Just a thought....but an old Hobie cat might be a good project....you wont get a more stable platform....and without the weight of the mast and sails....they shouldn't have much draft.
.....What about fastening two kayaks together?


----------



## Jason

Firefishvideo said:


> Just a thought....but an old Hobie cat might be a good project....you wont get a more stable platform....and without the weight of the mast and sails....they shouldn't have much draft.
> .....What about fastening two kayaks together?


I picked up an old hobie cat....was gonna make a flounder pounder outta it by making a stable deck, but ended up selling it before finishing it up....I always thought making the mesh material into a flat/stable surface would make an awesome flounder barge!!!


----------



## johnsonbeachbum

Firefishvideo said:


> Just a thought....but an old Hobie cat might be a good project....you wont get a more stable platform....and without the weight of the mast and sails....they shouldn't have much draft.
> .....What about fastening two kayaks together?

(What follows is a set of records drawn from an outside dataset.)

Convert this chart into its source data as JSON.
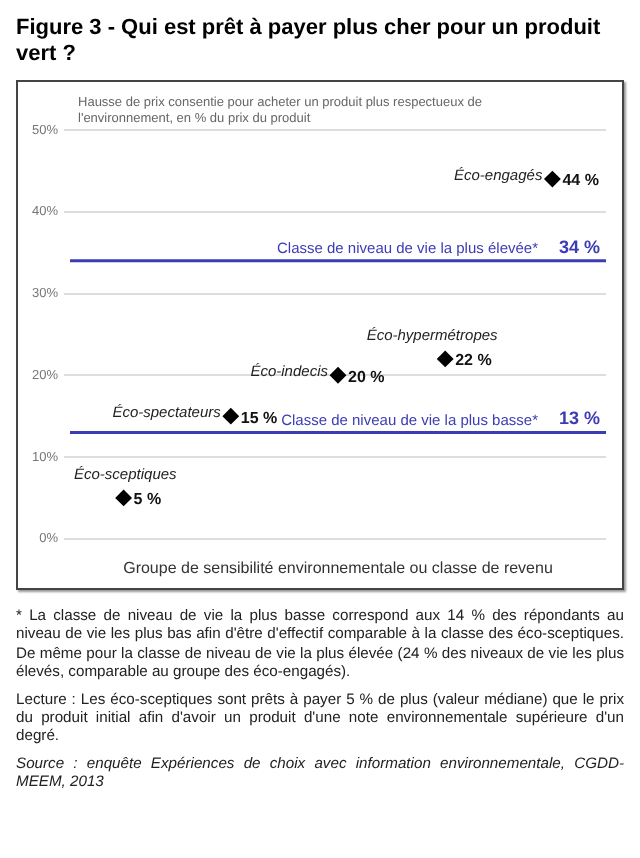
{
  "chart_data": {
    "type": "scatter",
    "title": "Figure 3 - Qui est prêt à payer plus cher pour un produit vert ?",
    "ylabel": "Hausse de prix consentie pour acheter un produit plus respectueux de l'environnement, en % du prix du produit",
    "xlabel": "Groupe de sensibilité environnementale ou classe de revenu",
    "categories": [
      null,
      null,
      null,
      null,
      null
    ],
    "series": [
      {
        "name": "Éco-sceptiques",
        "color": "#000000",
        "values": [
          5,
          null,
          null,
          null,
          null
        ],
        "value_labels": [
          "5 %",
          null,
          null,
          null,
          null
        ]
      },
      {
        "name": "Éco-spectateurs",
        "color": "#000000",
        "values": [
          null,
          15,
          null,
          null,
          null
        ],
        "value_labels": [
          null,
          "15 %",
          null,
          null,
          null
        ]
      },
      {
        "name": "Éco-indecis",
        "color": "#000000",
        "values": [
          null,
          null,
          20,
          null,
          null
        ],
        "value_labels": [
          null,
          null,
          "20 %",
          null,
          null
        ]
      },
      {
        "name": "Éco-hypermétropes",
        "color": "#000000",
        "values": [
          null,
          null,
          null,
          22,
          null
        ],
        "value_labels": [
          null,
          null,
          null,
          "22 %",
          null
        ]
      },
      {
        "name": "Éco-engagés",
        "color": "#000000",
        "values": [
          null,
          null,
          null,
          null,
          44
        ],
        "value_labels": [
          null,
          null,
          null,
          null,
          "44 %"
        ]
      }
    ],
    "marker": "diamond",
    "tick_labels": "y",
    "grid": "y",
    "legend": false,
    "ylim": [
      0,
      50
    ],
    "yticks": [
      {
        "value": 0,
        "label": "0%"
      },
      {
        "value": 10,
        "label": "10%"
      },
      {
        "value": 20,
        "label": "20%"
      },
      {
        "value": 30,
        "label": "30%"
      },
      {
        "value": 40,
        "label": "40%"
      },
      {
        "value": 50,
        "label": "50%"
      }
    ],
    "ref_lines": [
      {
        "axis": "y",
        "value": 34,
        "label": "Classe de niveau de vie la plus élevée*",
        "color": "#3c3cb4"
      },
      {
        "axis": "y",
        "value": 13,
        "label": "Classe de niveau de vie la plus basse*",
        "color": "#3c3cb4"
      }
    ],
    "annotations": [
      {
        "text": "34 %",
        "y": 34
      },
      {
        "text": "13 %",
        "y": 13
      },
      "* La classe de niveau de vie la plus basse correspond aux 14 % des répondants au niveau de vie les plus bas afin d'être d'effectif comparable à la classe des éco-sceptiques. De même pour la classe de niveau de vie la plus élevée (24 % des niveaux de vie les plus élevés, comparable au groupe des éco-engagés).",
      "Lecture : Les éco-sceptiques sont prêts à payer 5 % de plus (valeur médiane) que le prix du produit initial afin d'avoir un produit d'une note environnementale supérieure d'un degré.",
      "Source : enquête Expériences de choix avec information environnementale, CGDD-MEEM, 2013"
    ]
  }
}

I actually sold a de-masted by Ivan hobie cat to a guy that then used just the hulls under a deck of 2x4's and plywood.
Hung a 4hp gas outboard on it and bare minimum gas tank.
Seen him and one guy on it in Herron Bayou.
Stern was about 1 inch from underwater with him and the outboard at that end.


----------



## Firefishvideo

johnsonbeachbum said:


> I actually sold a de-masted by Ivan hobie cat to a guy that then used just the hulls under a deck of 2x4's and plywood.
> Hung a 4hp gas outboard on it and bare minimum gas tank.
> Seen him and one guy on it in Herron Bayou.
> Stern was about 1 inch from underwater with him and the outboard at that end.


 LOL! I wouldn't start that project with several hundred pounds of 2x4's and plywood.... + put all the weight of the pilot and motor at the stern!
There was a converted hobie cat that belonged to a resident of P-cola beach.....I was working nearby. He had that thing rigged with a center console and outboard. All the additional hardware was aluminum tube. He could launch it from his beachside home....and fished several miles offshore with it! I guess its all in how you build it.:thumbsup:


----------



## pappastratos

On smaller sailboats, the keel does not provide ballast, espically if it has a swing keel. On a small sailboat all the keel is good for is to make it sail forward. If not the boat would blow sideways. Friend had a 16' er, sometimes he would leave the mast off & use the 5hp kicker to run around the bay !


----------